Greece lacks a realistic plan for the future, says DW's Spiros Moskovou. Its current strategy seems to have its leaders swimming in limpid pools of wishful thinking, far removed from reality.
"The Left alliance, Syriza, will catapult Greece out of the eurozone and turn the country into a second North Korea!"
That quote wasn't from either side of Germany's fiery debate over Greece possibly leaving the eurozone. It was rather a recent quote from the current conservative prime minister of Greece, Antonis Samaris, as he attempted to scare voters away from voting for his rivals on the political left.
"We will put an end to the crime of austerity that has been imposed upon the Greek people." That's the retort of the charismatic populist leader of Syriza, Alexis Tsipras.

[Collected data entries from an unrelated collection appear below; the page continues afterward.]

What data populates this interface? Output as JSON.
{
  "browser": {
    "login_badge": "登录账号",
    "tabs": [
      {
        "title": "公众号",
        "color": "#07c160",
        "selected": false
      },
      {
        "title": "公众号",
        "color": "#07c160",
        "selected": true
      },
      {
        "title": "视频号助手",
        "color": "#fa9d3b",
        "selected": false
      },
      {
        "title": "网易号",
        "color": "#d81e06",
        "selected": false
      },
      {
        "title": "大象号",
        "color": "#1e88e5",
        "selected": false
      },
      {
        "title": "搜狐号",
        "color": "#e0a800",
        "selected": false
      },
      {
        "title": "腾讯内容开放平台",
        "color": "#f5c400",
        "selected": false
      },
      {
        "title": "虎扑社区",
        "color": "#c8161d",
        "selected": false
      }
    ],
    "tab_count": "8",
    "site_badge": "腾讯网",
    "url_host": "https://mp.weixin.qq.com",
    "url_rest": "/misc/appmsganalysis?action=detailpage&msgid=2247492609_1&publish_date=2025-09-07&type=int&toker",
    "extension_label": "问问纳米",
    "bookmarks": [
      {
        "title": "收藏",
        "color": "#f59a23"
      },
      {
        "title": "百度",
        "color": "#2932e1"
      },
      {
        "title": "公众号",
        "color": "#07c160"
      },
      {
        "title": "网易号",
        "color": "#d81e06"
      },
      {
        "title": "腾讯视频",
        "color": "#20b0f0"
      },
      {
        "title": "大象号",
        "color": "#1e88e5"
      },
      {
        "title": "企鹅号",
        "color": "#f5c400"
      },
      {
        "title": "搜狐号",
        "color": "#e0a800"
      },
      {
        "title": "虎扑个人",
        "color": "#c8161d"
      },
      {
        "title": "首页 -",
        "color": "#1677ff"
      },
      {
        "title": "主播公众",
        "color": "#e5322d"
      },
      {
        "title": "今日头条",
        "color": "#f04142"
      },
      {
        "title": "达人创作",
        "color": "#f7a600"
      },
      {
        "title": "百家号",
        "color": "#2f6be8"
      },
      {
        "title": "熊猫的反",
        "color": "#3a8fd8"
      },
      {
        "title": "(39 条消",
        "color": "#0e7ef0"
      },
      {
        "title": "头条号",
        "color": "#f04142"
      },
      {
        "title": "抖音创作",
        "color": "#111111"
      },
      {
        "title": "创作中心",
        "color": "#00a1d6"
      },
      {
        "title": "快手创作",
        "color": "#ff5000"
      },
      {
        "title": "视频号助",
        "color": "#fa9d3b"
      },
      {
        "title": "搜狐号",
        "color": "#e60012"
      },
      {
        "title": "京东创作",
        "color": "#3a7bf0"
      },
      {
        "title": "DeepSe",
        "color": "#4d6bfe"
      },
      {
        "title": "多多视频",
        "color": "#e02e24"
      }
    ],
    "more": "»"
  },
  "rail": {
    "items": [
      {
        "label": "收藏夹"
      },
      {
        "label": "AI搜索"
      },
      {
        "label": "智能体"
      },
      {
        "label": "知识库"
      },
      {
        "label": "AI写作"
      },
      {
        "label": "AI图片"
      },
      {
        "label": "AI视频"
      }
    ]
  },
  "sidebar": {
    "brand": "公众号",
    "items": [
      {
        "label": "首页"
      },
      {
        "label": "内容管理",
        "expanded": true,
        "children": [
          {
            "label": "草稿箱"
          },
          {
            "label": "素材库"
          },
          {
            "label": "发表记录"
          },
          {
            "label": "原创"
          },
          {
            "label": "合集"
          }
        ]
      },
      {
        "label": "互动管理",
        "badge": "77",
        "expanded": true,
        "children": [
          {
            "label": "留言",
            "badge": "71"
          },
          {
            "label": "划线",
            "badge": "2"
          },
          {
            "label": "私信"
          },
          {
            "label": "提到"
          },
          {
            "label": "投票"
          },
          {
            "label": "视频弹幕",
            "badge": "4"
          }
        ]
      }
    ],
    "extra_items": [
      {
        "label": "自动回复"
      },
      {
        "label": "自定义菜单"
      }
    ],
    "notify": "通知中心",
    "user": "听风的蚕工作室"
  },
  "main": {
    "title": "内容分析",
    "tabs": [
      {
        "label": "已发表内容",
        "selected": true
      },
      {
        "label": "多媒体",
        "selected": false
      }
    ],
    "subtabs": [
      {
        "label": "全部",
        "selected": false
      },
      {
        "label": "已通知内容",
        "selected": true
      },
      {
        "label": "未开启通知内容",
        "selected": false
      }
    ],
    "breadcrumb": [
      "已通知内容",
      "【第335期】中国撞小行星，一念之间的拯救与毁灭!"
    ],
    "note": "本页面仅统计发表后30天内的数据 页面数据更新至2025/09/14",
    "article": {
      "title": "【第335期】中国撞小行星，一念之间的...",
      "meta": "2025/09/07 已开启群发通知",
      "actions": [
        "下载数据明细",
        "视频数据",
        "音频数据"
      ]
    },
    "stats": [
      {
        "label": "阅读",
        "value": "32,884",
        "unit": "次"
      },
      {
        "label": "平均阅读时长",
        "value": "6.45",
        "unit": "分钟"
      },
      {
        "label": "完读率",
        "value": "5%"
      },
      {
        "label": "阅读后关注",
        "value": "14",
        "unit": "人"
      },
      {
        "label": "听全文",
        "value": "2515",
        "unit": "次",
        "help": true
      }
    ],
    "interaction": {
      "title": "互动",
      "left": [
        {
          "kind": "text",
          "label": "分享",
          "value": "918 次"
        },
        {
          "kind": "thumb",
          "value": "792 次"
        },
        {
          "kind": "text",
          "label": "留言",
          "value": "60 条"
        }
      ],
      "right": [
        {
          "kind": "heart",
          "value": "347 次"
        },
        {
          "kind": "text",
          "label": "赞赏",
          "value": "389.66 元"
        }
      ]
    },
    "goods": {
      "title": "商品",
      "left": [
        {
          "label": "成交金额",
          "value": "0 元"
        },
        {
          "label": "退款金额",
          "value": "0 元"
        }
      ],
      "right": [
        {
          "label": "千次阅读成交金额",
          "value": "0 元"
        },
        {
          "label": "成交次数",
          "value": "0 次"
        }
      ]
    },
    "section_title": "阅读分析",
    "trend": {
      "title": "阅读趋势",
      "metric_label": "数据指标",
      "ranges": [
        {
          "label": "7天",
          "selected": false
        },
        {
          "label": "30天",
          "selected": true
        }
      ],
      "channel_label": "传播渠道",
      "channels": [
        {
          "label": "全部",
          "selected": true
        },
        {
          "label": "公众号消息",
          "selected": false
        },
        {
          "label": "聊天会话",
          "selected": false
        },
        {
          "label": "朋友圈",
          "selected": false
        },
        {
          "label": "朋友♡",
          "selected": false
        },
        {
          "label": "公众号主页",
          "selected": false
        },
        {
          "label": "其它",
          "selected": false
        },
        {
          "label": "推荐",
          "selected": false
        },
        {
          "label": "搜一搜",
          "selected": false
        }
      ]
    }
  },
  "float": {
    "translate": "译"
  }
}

Greece is experiencing a short but sharp election cycle and southern European political discourse has few taboos when a struggle for power is playing out.
In Germany, an article the last weekend in the influential newsmagazine, Der Spiegel, reported that the powers that be in Berlin were willing to allow Greece to leave the eurozone in the event that a voter rebellion against the country's creditors occurs on Jan. 25.
A heated debate ensued in Germany. Many voices warned against rushing to paint negative scenarios for Greece or for the eurozone as a whole if Syriza wins.
But the origins of the debate over "Grexit" - Greece's possible exit from the eurozone - lie in Athens, not in Berlin. It was in Athens where Grexit was first raised as a serious policy option.
The Left is trying to ignore the debate over Grexit
Over the past couple of years, Athens has been experimenting with coalition governance. In the current government, long-standing political enemies are working together in a broad-based alliance: the conservative Nea Dimokratia and the social-democratic Pasok party.
The economy is showing some signs of having hit bottom years after the imposition of a reform agenda by Greece's "Troika" of international creditors: the IMF, the European Central Bank (ECB), and the European Commission - led by Germany.
Greece's governing politicians now believe they have the economic situation back under control. That's why they're much more relaxed about the Grexit debate.
The conservatives are staying calm because the debate over Greece leaving the eurozone plays into their hands, by raising scare scenarios of economic chaos in the event of Grexit.
The Left, for its part, is doing its best to avoid any discussion of Grexit in order to avoid spooking voters. Leading in the polls, Syriza representatives participating in podium discussions have recently been quoting benign commentaries from foreign press sources about the prospect of a Syriza victory.
No discernable reform strategy
Polls suggest that a big majority of Greeks are against the coming early elections, which were scheduled after the government lost a confidence vote in Parliament in December related to the appointment of a new president.
Despite public skepticism, the main contenders - the conservative Nea Dimokratia party and the leftist Syriza party - chose to precipitate the early election. The reasons were tactical on both sides.
Syriza knew its popularity had been rising and saw Parliament's fight over the choice of a new president as an opportunity to topple the current government.
The conservatives, for their part, saw early elections as an opportunity to avoid having to confront the fallout from an upcoming Troika report on the progress of the Greek government in implementing the economic and administrative reforms. That report will almost certainly be negative in its assessment.
That's why Samaras doggedly stuck to a tactic of proposing candidates for president whom he knew would be wholly unacceptable to the parliamentary opposition - whose votes were needed to achieve agreement on a president.
Greek politicians are masterful at tactical manoeuvres. One cannot accuse them of any lack of imagination in that regard. But what's missing is a realistic and robust strategy for the country's future. The current strategy, five long years after the de facto - but legally unrecognized - insolvency of the Greek state, appears to remain composed of a tendency to swim in limpid pools of wishful thinking, far removed from the real challenges the country faces.
What the country really needs is a basic all-party consensus on the necessary steps to reboot Greece's political economy, including a clear and definite commitment to the rules governing the eurozone, a radical reform of the public sector and a long-term plan for increasing economic productivity.